Before I start, let’s make one thing clear – I really like Android. But, sometimes I don’t know what to make of it. For instance, the two versions of Android I like the most are vastly different.

Stock on the Nexus One, G1 and G2 were my personal favorites. If it wasn’t for being unable to get used to the N1′s onscreen keyboard, I’d still have it now. I also enjoy Samsung’s Touchwiz – but that’s probably because it looks so much like the iPhone’s OS.

Let’s take it back to the N1. However great the hardware and software, I could not get a handle on the virtual QWERTY. Let’s imagine for a second that I’m the bog-standard phone consumer, with no knowledge of Android, iOS or any other platform.

If I had a poor experience with the same issue, I’d be unlikely to try anything else Google-powered, despite the vast difference in handsets. I worked in a phone store for a few years, and trust me, people completely disregard one OS, or even brand, purely based on one bad experience.

The truth is, that a customer could have found the perfect device in a Samsung Galaxy S, Moto Defy, or Sony Ericsson Arc. What if they did? They ditch the N1 in favor of the Galaxy S, and they love it.

What does this person then think of Android? Now, I know most of you guys who read this type of blog knows the difference between Touchwiz, Sense UI and various other skins loaded on to Android handsets.

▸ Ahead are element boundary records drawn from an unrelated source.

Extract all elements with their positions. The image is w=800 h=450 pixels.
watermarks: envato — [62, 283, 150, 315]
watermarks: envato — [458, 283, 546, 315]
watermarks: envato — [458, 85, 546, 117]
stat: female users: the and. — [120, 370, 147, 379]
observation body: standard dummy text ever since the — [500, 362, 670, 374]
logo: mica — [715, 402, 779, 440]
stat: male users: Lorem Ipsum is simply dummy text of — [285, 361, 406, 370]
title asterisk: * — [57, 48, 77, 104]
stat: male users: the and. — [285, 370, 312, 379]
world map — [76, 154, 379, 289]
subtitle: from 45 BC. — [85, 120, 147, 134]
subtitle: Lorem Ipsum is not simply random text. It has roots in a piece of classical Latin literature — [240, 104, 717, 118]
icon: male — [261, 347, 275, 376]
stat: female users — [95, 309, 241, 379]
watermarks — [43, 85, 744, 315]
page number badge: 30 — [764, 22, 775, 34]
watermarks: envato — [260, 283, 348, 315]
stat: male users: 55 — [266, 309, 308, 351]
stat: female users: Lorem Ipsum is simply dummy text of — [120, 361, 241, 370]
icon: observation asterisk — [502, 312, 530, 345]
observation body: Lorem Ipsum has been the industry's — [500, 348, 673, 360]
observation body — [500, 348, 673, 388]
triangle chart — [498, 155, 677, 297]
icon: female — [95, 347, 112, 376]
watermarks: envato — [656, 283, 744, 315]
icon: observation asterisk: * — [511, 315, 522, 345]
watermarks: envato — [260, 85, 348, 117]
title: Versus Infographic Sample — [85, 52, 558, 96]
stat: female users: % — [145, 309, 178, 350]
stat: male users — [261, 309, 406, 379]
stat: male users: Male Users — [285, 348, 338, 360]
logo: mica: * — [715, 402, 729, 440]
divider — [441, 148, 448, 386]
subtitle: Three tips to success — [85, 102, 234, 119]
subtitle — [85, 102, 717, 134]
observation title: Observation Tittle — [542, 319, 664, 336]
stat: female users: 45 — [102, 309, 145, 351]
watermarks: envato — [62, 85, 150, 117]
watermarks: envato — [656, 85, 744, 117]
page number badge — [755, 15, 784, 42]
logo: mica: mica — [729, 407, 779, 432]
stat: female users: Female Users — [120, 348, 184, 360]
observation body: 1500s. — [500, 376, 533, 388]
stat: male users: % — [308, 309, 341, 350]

You guys are in to tech and may find this concept strange; but, most people who buy phones will generalize, and canvas Android as being one thing. If they don’t like HTC Sense UI, or have a bad experience with one of the lower-end handsets, then Android immediately becomes a no-go area.

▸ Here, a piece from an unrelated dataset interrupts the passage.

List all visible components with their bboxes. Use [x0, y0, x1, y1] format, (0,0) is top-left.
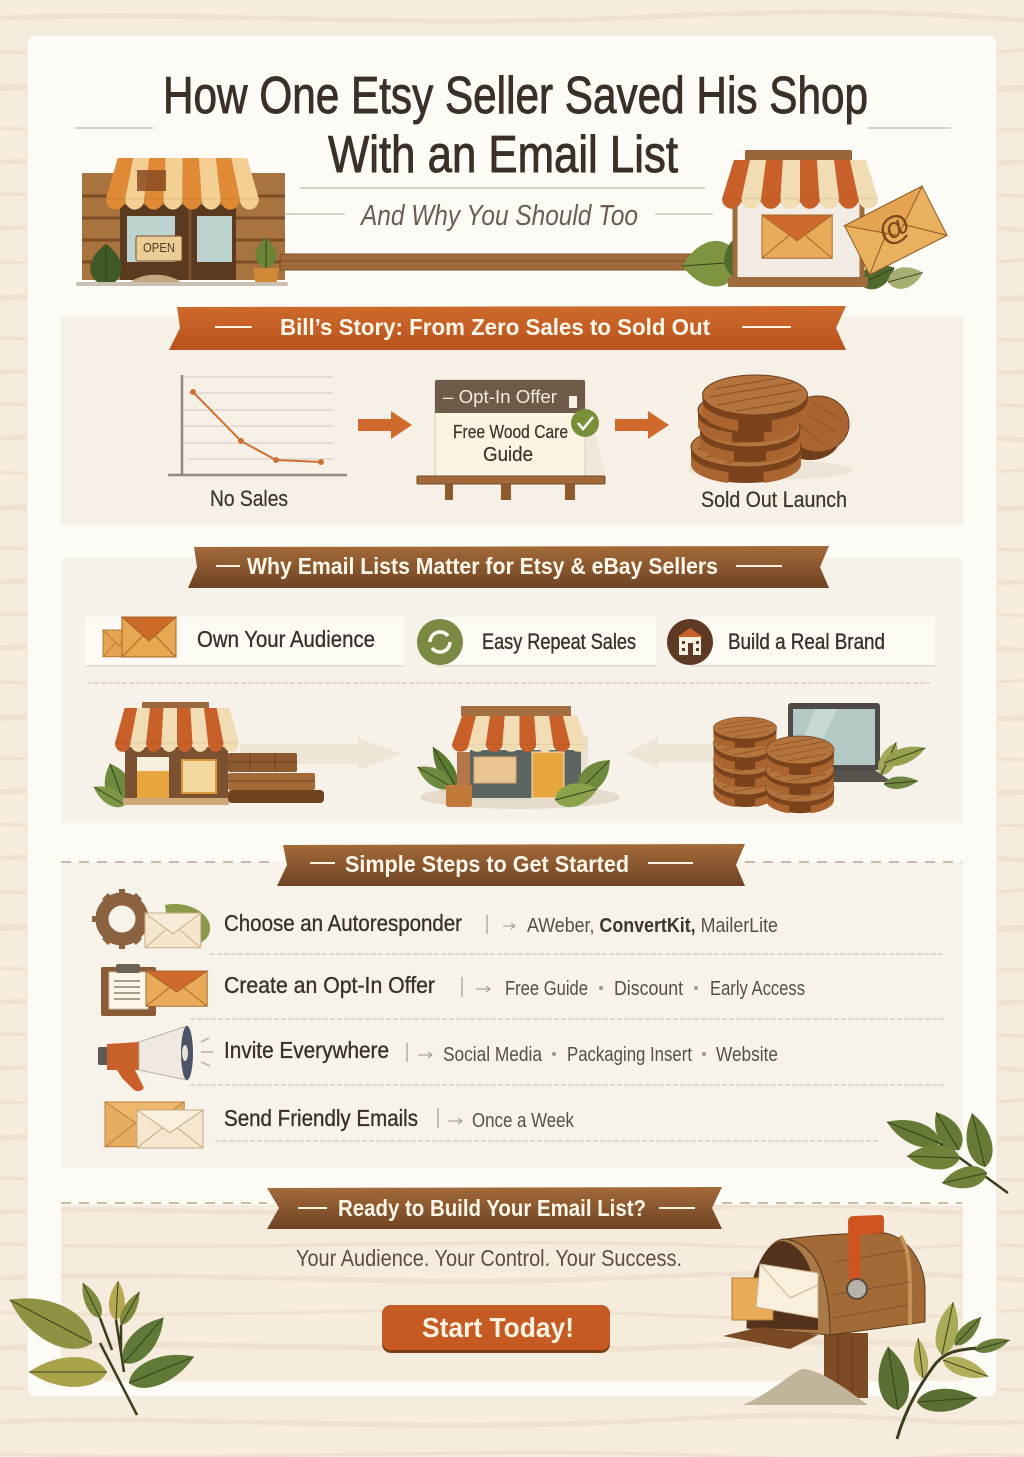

Here’s the thing. The likelihood is that people will have poor experiences with the low-end smart-phones. Let’s say someone buys the Defy, or the Wildfire and finds it has recurring issues with the ear piece or network connection, it immediately stains the reputation of Android despite the fact that many of the high-end devices perform exceptionally well.

With iPhone there’s one device. It’s solid, the build quality is fantastic, and there’s only one OS. This lack of ambiguity means that a customer can quite easily decide whether or not they enjoy it, without first having to try various other forms of the hardware and software.

So, by stating “I don’t like the iPhone”, they’ve made as informed a choice as they can. With Android there are so many different versions of OS, and so much difference in build quality, and form factors that it takes a longer time to make as informed a choice.

And for the end user, this often means relying on the opinion of a salesman. Let’s be honest, these guys aren’t exactly the most honest people and will often sell you a device which means more bonus for them.